Critical Thinking is Necessary

What do you think of when you are challenged by circumstance? Do you think of the danger or the opportunity?

John F Kennedy is quoted as saying: “The Chinese use two brush strokes to write the word ‘crisis’. One brush stroke stands for danger; the other for opportunity. In a crisis, be aware of the danger–but recognize the opportunity”.

The message Kennedy was giving was that whenever we faced a crisis we should think CRISIS = DANGER + OPPORTUNITY.

Whilst his speech made good copy in its day and is retold innumerable times today via the internet as an inspiring guide to our thinking, the brush strokes do not mean what Kennedy said.

The mandarin word for crisis,”wēijī” is indeed made up of two words which together mean crisis. However, although the wēi means danger, the jī means something like “incipient moment; crucial point (when something begins or changes).” Therefore, wēijī is indeed a genuine crisis. It is a dangerous moment in time. It is a time when things can go horribly wrong and one should be thinking of how to avert the danger at this time.

A crisis is not a time to be looking at the opportunity. It is the time to take steps which may even significantly reduce our future opportunity to avert oblivion now. The thinking behind CRISIS = DANGER + OPPORTUNITY is a romantically inspiring thought, but it is actually not good advice. Perhaps it seems so for those amongst us wed to always taking high risks.

How many other times do well intentioned repetition of falsehoods guide our thinking?

I addressed a conference dealing with change in the public service of NSW recently, on the research we have conducted on change programmes and what makes them fail and what makes them succeed. I asked the audience what they thought was the nominal failure rate of change management projects. Seventy percent came the chorus reply.

Unfortunately, that is not true either. It would appear that in 1993, Hamer and Champy estimated that only 30% of business re-engineering projects succeeded. In 2008, Kotter also made an observation in his time that of 100 companies he worked with, only 30% succeeded. In 2009, McKinsey completed a study and found a 68% success rate of change management projects against specific criteria. In 2013, The Economist completed a study with different criteria to find a 56% success rate for change management projects. Our qualitative study against the criterion of timeliness, return on investment and specified outcomes, found a 68% success rate.

If a 30% success rate was true for change management projects, why would anybody in their right mind take on a re-engineering, restructuring, cultural realignment or systems change project? And yet, that is the number that is stuck in most people’s heads as being true. Does it colour their thinking? I guess so, but only the individuals themselves would know.

What I do know is that in business, as in life really, critical thinking is a great boost to your chances of success and that without it, the risk of failure rises dramatically.

Critical thinking is active thinking. It is not passively accepting everything you see and hear. To think critically, you should hear yourself asking questions about what you see and hear. You should find yourself evaluating, categorising and looking and finding patterns and relationships.

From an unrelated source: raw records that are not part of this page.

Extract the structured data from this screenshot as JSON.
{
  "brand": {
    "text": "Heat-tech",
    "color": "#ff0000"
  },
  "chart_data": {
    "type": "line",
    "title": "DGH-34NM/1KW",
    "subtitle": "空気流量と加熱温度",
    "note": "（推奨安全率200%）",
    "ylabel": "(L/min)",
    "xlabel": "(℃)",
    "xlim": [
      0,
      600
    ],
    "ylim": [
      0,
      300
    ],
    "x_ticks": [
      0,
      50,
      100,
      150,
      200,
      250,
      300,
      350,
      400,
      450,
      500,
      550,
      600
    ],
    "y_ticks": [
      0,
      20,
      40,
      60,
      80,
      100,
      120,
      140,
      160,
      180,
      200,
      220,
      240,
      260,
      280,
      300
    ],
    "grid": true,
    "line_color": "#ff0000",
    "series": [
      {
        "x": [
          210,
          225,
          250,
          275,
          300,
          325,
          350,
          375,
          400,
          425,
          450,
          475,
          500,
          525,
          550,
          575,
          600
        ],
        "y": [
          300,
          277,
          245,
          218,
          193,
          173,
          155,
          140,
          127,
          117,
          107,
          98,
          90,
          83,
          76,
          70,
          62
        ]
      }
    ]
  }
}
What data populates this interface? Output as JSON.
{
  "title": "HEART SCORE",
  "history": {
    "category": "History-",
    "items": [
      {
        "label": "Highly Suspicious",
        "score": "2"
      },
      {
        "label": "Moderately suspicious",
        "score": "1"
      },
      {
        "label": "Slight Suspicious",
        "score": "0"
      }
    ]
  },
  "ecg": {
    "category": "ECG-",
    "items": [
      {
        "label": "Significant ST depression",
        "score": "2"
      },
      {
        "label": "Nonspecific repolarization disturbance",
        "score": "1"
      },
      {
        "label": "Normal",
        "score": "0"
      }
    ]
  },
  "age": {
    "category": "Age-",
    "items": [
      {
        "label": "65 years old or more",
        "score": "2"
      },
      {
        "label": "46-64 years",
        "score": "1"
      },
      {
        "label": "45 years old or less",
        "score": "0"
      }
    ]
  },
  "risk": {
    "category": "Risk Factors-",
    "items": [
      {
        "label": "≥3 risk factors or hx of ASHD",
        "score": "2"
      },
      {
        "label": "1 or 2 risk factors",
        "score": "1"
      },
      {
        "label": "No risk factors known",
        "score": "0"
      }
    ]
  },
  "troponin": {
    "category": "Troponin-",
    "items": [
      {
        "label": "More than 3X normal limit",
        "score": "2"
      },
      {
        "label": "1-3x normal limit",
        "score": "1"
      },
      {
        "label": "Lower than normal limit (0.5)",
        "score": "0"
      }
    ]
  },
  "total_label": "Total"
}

Critical thinking is not about being a cynic. As that television philosopher and comedian Stephen Colbert said: “Cynicism masquerades as wisdom, but it is the farthest thing from it, because cynics don’t learn anything, because cynicism is a self-imposed blindness, a rejection of the world because we are afraid it will hurt us or disappoint us”.

Nor is it playing the “Devil’s advocate”. Whilst advocating the opposite as means of checking the veracity of an argument is a legitimate and useful analytical exercise, playing that role in every conversation is a lazy replacement for critical thinking.

Latching on to business concepts reported to have worked in other industries and organisations without critical examination of the thinking behind it and the comparison of business environments within which the concept works and your own business environment is lazy thinking.

As an example, I recall a client proclaiming to adopt the concept of best practice. Having spent two years of my previous life setting up a best practice know-how across ten sites to ensure that what was learned in one country could actually benefit another country’s operations, I knew what hard work it was within one organisation. I could not see that they were prepared for the hard slog of setting up a best practice capability across companies as they would have had to. Once the detail of defining measures and the methodology of measuring just as the very start of setting up a best practice capability was explained with examples, they soon abandoned the thought. Although, I must admit they still used the rhetoric associated with best practice to describe their singular initiatives.

To think critically it is necessary to:

  • Define problems as what actions are impacting on what outcomes and need to change if a preferred outcome is to be achieved
  • Assess what you see, hear and read for its veracity
  • Evaluate ideas, statements or evidence for their relevance, accuracy and completeness
  • Look for patterns, causations or justifications
  • Use theories or concepts and principles to explain and support an argument
  • Look for alternate causations and patterns to the conclusions you have made.

Thinking critically is not a nice to have in a business. It is a necessity.